The fuel isn't inert. A gas like nitrogen is pumped into the ullage (empty part of the tank) so you don't have a fuel vapor and oxygen mix in there. No oxygen = no fire in the tank.
It’s pretty apparent, isn’t it, that the aviation community doesn’t believe that that fuel tank exploded.
If it was actually the fuel tanks, they would have grounded 747’s the next day. Nope. It isn’t the fuel tanks.
I'm not 100% convinced it ever did occur.
Just accept that this man's crusade is entirely an emotional one, and move on to other threads.
Just accept that this man's crusade is entirely an emotional one, and move on to other threads.
Good link.
Those who believe the official version should have a look.

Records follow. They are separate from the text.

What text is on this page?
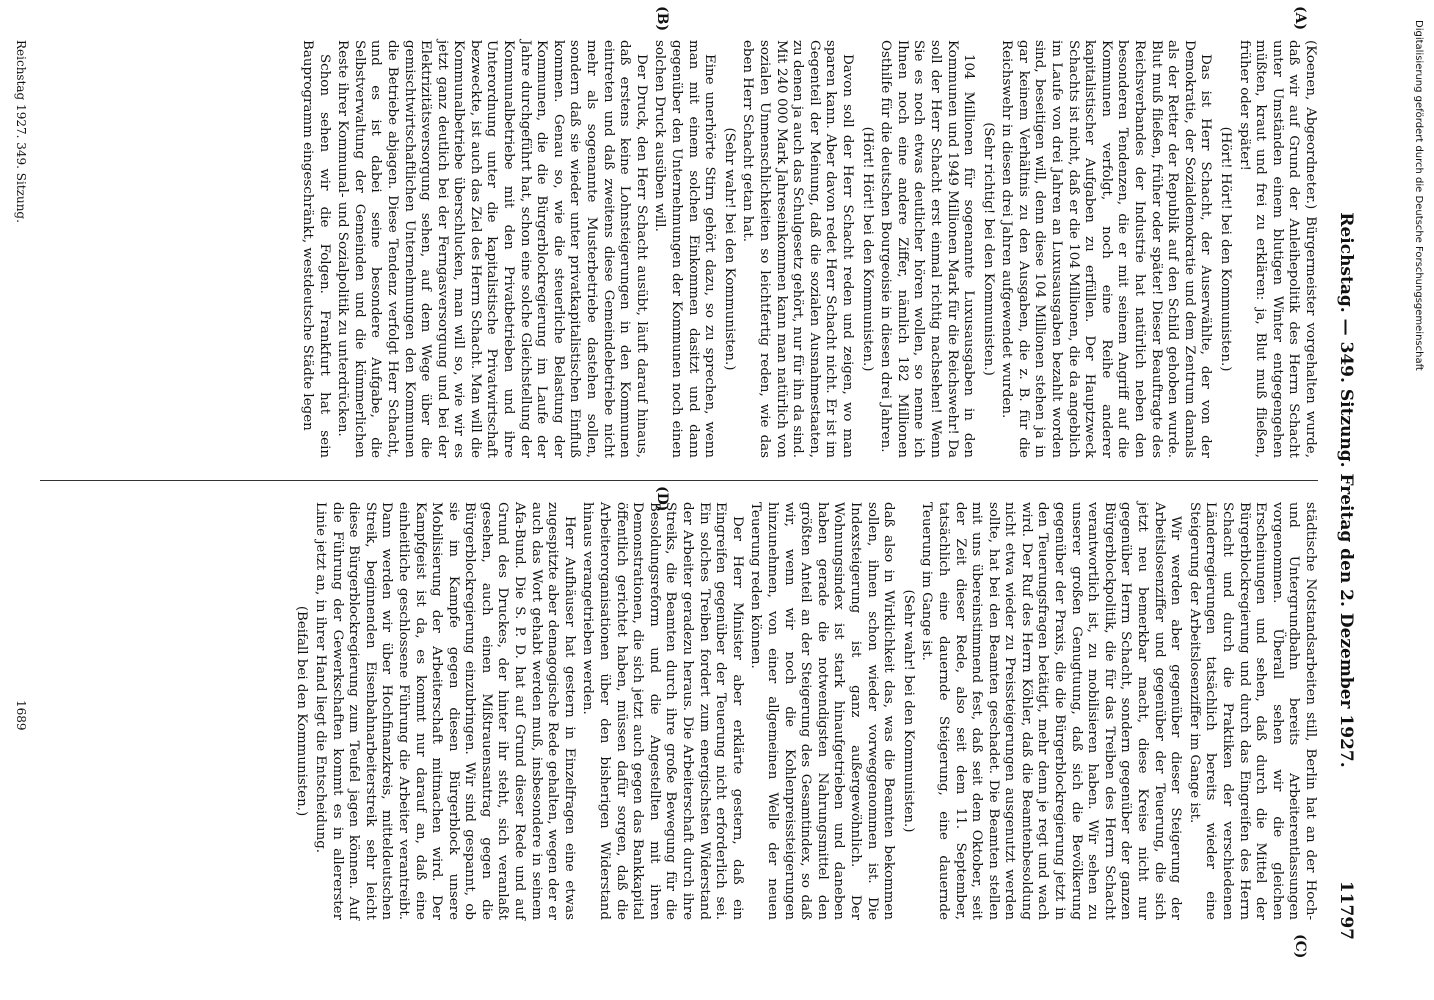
Reichstag. — 349. Sitzung. Freitag den 2. Dezember 1927.
11797
(A)
(B)
(C)
(D)

(Koenen, Abgeordneter.) Bürgermeister vorgehalten wurde, daß wir auf Grund der Anleihepolitik des Herrn Schacht unter Umständen einem blutigen Winter entgegengehen müßten, kraut und frei zu erklären: ja, Blut muß fließen, früher oder später!

(Hört! Hört! bei den Kommunisten.)

Das ist Herr Schacht, der Auserwählte, der von der Demokratie, der Sozialdemokratie und dem Zentrum damals als der Retter der Republik auf den Schild gehoben wurde. Blut muß fließen, früher oder später! Dieser Beauftragte des Reichsverbandes der Industrie hat natürlich neben den besonderen Tendenzen, die er mit seinem Angriff auf die Kommunen verfolgt, noch eine Reihe anderer kapitalistischer Aufgaben zu erfüllen. Der Hauptzweck Schachts ist nicht, daß er die 104 Millionen, die da angeblich im Laufe von drei Jahren an Luxusausgaben bezahlt worden sind, beseitigen will, denn diese 104 Millionen stehen ja in gar keinem Verhältnis zu den Ausgaben, die z. B. für die Reichswehr in diesen drei Jahren aufgewendet wurden.

(Sehr richtig! bei den Kommunisten.)

104 Millionen für sogenannte Luxusausgaben in den Kommunen und 1949 Millionen Mark für die Reichswehr! Da soll der Herr Schacht erst einmal richtig nachsehen! Wenn Sie es noch etwas deutlicher hören wollen, so nenne ich Ihnen noch eine andere Ziffer, nämlich 182 Millionen Osthilfe für die deutschen Bourgeoisie in diesen drei Jahren.

(Hört! Hört! bei den Kommunisten.)

Davon soll der Herr Schacht reden und zeigen, wo man sparen kann. Aber davon redet Herr Schacht nicht. Er ist im Gegenteil der Meinung, daß die sozialen Ausnahmestaaten, zu denen ja auch das Schulgesetz gehört, nur für ihn da sind. Mit 240 000 Mark Jahreseinkommen kann man natürlich von sozialen Unmenschlichkeiten so leichtfertig reden, wie das eben Herr Schacht getan hat.

(Sehr wahr! bei den Kommunisten.)

Eine unerhörte Stirn gehört dazu, so zu sprechen, wenn man mit einem solchen Einkommen dasitzt und dann gegenüber den Unternehmungen der Kommunen noch einen solchen Druck ausüben will.

Der Druck, den Herr Schacht ausübt, läuft darauf hinaus, daß erstens keine Lohnsteigerungen in den Kommunen eintreten und daß zweitens diese Gemeindebetriebe nicht mehr als sogenannte Musterbetriebe dastehen sollen, sondern daß sie wieder unter privatkapitalistischen Einfluß kommen. Genau so, wie die steuerliche Belastung der Kommunen, die die Bürgerblockregierung im Laufe der Jahre durchgeführt hat, schon eine solche Gleichstellung der Kommunalbetriebe mit den Privatbetrieben und ihre Unterordnung unter die kapitalistische Privatwirtschaft bezweckte, ist auch das Ziel des Herrn Schacht. Man will die Kommunalbetriebe überschlucken, man will so, wie wir es jetzt ganz deutlich bei der Ferngasversorgung und bei der Elektrizitätsversorgung sehen, auf dem Wege über die gemischtwirtschaftlichen Unternehmungen den Kommunen die Betriebe abjagen. Diese Tendenz verfolgt Herr Schacht, und es ist dabei seine besondere Aufgabe, die Selbstverwaltung der Gemeinden und die kümmerlichen Reste ihrer Kommunal- und Sozialpolitik zu unterdrücken.

Schon sehen wir die Folgen. Frankfurt hat sein Bauprogramm eingeschränkt, westdeutsche Städte legen

städtische Notstandsarbeiten still, Berlin hat an der Hoch- und Untergrundbahn bereits Arbeiterentlassungen vorgenommen. Überall sehen wir die gleichen Erscheinungen und sehen, daß durch die Mittel der Bürgerblockregierung und durch das Eingreifen des Herrn Schacht und durch die Praktiken der verschiedenen Länderregierungen tatsächlich bereits wieder eine Steigerung der Arbeitslosenziffer im Gange ist.

Wir werden aber gegenüber dieser Steigerung der Arbeitslosenziffer und gegenüber der Teuerung, die sich jetzt neu bemerkbar macht, diese Kreise nicht nur gegenüber Herrn Schacht, sondern gegenüber der ganzen Bürgerblockpolitik, die für das Treiben des Herrn Schacht verantwortlich ist, zu mobilisieren haben. Wir sehen zu unserer großen Genugtuung, daß sich die Bevölkerung gegenüber der Praxis, die die Bürgerblockregierung jetzt in den Teuerungsfragen betätigt, mehr denn je regt und wach wird. Der Ruf des Herrn Köhler, daß die Beamtenbesoldung nicht etwa wieder zu Preissteigerungen ausgenutzt werden sollte, hat bei den Beamten geschadet. Die Beamten stellen mit uns übereinstimmend fest, daß seit dem Oktober, seit der Zeit dieser Rede, also seit dem 11. September, tatsächlich eine dauernde Steigerung, eine dauernde Teuerung im Gange ist.

(Sehr wahr! bei den Kommunisten.)

daß also in Wirklichkeit das, was die Beamten bekommen sollen, ihnen schon wieder vorweggenommen ist. Die Indexsteigerung ist ganz außergewöhnlich. Der Wohnungsindex ist stark hinaufgetrieben und daneben haben gerade die notwendigsten Nahrungsmittel den größten Anteil an der Steigerung des Gesamtindex, so daß wir, wenn wir noch die Kohlenpreissteigerungen hinzunehmen, von einer allgemeinen Welle der neuen Teuerung reden können.

Der Herr Minister aber erklärte gestern, daß ein Eingreifen gegenüber der Teuerung nicht erforderlich sei. Ein solches Treiben fordert zum energischsten Widerstand der Arbeiter geradezu heraus. Die Arbeiterschaft durch ihre Streiks, die Beamten durch ihre große Bewegung für die Besoldungsreform und die Angestellten mit ihren Demonstrationen, die sich jetzt auch gegen das Bankkapital öffentlich gerichtet haben, müssen dafür sorgen, daß die Arbeiterorganisationen über den bisherigen Widerstand hinaus verangetrieben werden.

Herr Aufhäuser hat gestern in Einzelfragen eine etwas zugespitzte aber demagogische Rede gehalten, wegen der er auch das Wort gehabt werden muß, insbesondere in seinem Afa-Bund. Die S. P. D. hat auf Grund dieser Rede und auf Grund des Druckes, der hinter ihr steht, sich veranlaßt gesehen, auch einen Mißtrauensantrag gegen die Bürgerblockregierung einzubringen. Wir sind gespannt, ob sie im Kampfe gegen diesen Bürgerblock unsere Mobilisierung der Arbeiterschaft mitmachen wird. Der Kampfgeist ist da, es kommt nur darauf an, daß eine einheitliche geschlossene Führung die Arbeiter verantreibt. Dann werden wir über Hochfinanzkreis, mitteldeutschen Streik, beginnenden Eisenbahnarbeiterstreik sehr leicht diese Bürgerblockregierung zum Teufel jagen können. Auf die Führung der Gewerkschaften kommt es in allererster Linie jetzt an, in ihrer Hand liegt die Entscheidung.

(Beifall bei den Kommunisten.)

Reichstag 1927. 349. Sitzung.
1689
Digitalisierung gefördert durch die Deutsche Forschungsgemeinschaft
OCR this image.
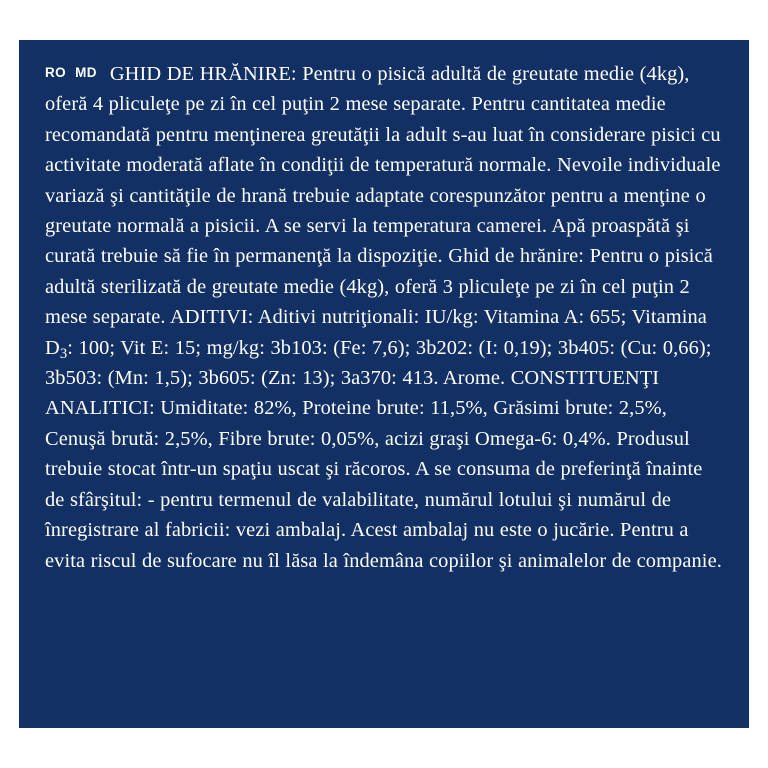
RO MD GHID DE HRĂNIRE: Pentru o pisică adultă de greutate medie (4kg), oferă 4 pliculeţe pe zi în cel puţin 2 mese separate. Pentru cantitatea medie recomandată pentru menţinerea greutăţii la adult s-au luat în considerare pisici cu activitate moderată aflate în condiţii de temperatură normale. Nevoile individuale variază şi cantităţile de hrană trebuie adaptate corespunzător pentru a menţine o greutate normală a pisicii. A se servi la temperatura camerei. Apă proaspătă şi curată trebuie să fie în permanenţă la dispoziţie. Ghid de hrănire: Pentru o pisică adultă sterilizată de greutate medie (4kg), oferă 3 pliculeţe pe zi în cel puţin 2 mese separate. ADITIVI: Aditivi nutriţionali: IU/kg: Vitamina A: 655; Vitamina $D_3$: 100; Vit E: 15; mg/kg: 3b103: (Fe: 7,6); 3b202: (I: 0,19); 3b405: (Cu: 0,66); 3b503: (Mn: 1,5); 3b605: (Zn: 13); 3a370: 413. Arome. CONSTITUENŢI ANALITICI: Umiditate: 82%, Proteine brute: 11,5%, Grăsimi brute: 2,5%, Cenuşă brută: 2,5%, Fibre brute: 0,05%, acizi graşi Omega-6: 0,4%. Produsul trebuie stocat într-un spaţiu uscat şi răcoros. A se consuma de preferinţă înainte de sfârşitul: - pentru termenul de valabilitate, numărul lotului şi numărul de înregistrare al fabricii: vezi ambalaj. Acest ambalaj nu este o jucărie. Pentru a evita riscul de sufocare nu îl lăsa la îndemâna copiilor şi animalelor de companie.
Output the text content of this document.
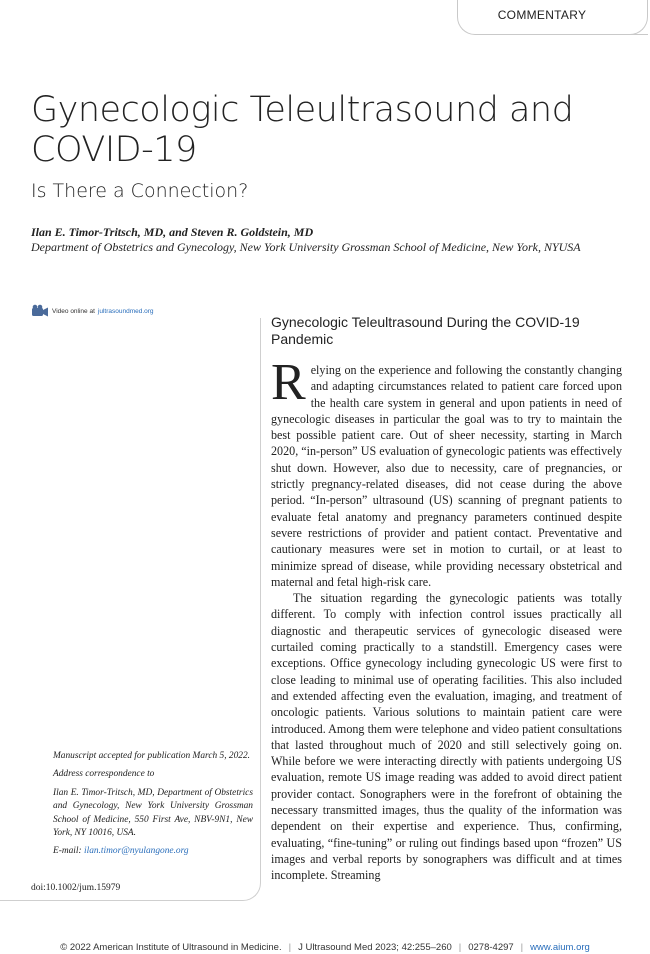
COMMENTARY
Gynecologic Teleultrasound and COVID-19
Is There a Connection?
Ilan E. Timor-Tritsch, MD, and Steven R. Goldstein, MD
Department of Obstetrics and Gynecology, New York University Grossman School of Medicine, New York, NYUSA
Video online at jultrasoundmed.org

Manuscript accepted for publication March 5, 2022.

Address correspondence to

Ilan E. Timor-Tritsch, MD, Department of Obstetrics and Gynecology, New York University Grossman School of Medicine, 550 First Ave, NBV-9N1, New York, NY 10016, USA.

E-mail: ilan.timor@nyulangone.org

doi:10.1002/jum.15979
Gynecologic Teleultrasound During the COVID-19 Pandemic

Relying on the experience and following the constantly changing and adapting circumstances related to patient care forced upon the health care system in general and upon patients in need of gynecologic diseases in particular the goal was to try to maintain the best possible patient care. Out of sheer necessity, starting in March 2020, “in-person” US evaluation of gynecologic patients was effectively shut down. However, also due to necessity, care of pregnancies, or strictly pregnancy-related diseases, did not cease during the above period. “In-person” ultrasound (US) scanning of pregnant patients to evaluate fetal anatomy and pregnancy parameters continued despite severe restrictions of provider and patient contact. Preventative and cautionary measures were set in motion to curtail, or at least to minimize spread of disease, while providing necessary obstetrical and maternal and fetal high-risk care.

The situation regarding the gynecologic patients was totally different. To comply with infection control issues practically all diagnostic and therapeutic services of gynecologic diseased were curtailed coming practically to a standstill. Emergency cases were exceptions. Office gynecology including gynecologic US were first to close leading to minimal use of operating facilities. This also included and extended affecting even the evaluation, imaging, and treatment of oncologic patients. Various solutions to maintain patient care were introduced. Among them were telephone and video patient consultations that lasted throughout much of 2020 and still selectively going on. While before we were interacting directly with patients undergoing US evaluation, remote US image reading was added to avoid direct patient provider contact. Sonographers were in the forefront of obtaining the necessary transmitted images, thus the quality of the information was dependent on their expertise and experience. Thus, confirming, evaluating, “fine-tuning” or ruling out findings based upon “frozen” US images and verbal reports by sonographers was difficult and at times incomplete. Streaming

© 2022 American Institute of Ultrasound in Medicine. | J Ultrasound Med 2023; 42:255–260 | 0278-4297 | www.aium.org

Did NASA ever believe Grissom’s story that his Mercury Capsule hatch ‘just blew’?
It wasn’t a spark in the fuel tank! We all know that. check
with the 100 witnesses as to what they saw.
I don’t think so color ...
Yeah, those "fuel tanks" are a Biotch!!Funny ... none of the other 'pilot eyes in the skies' that night saw anything resembling a SAM ...
See, the airlines under the direction off the FAA fly in what may be termed 'air lanes' for the purposes of orderly directing traffic in the skies, and TWA800 was not the only craft in those lanes that evening ...
There were a lot more eyewitnesses than that!
Also Jack Cashill, the author of First Strike, which is about TWA800, will be on Hannity’s America this Sunday 7/29 talking about TWA 800. Everybody tune in!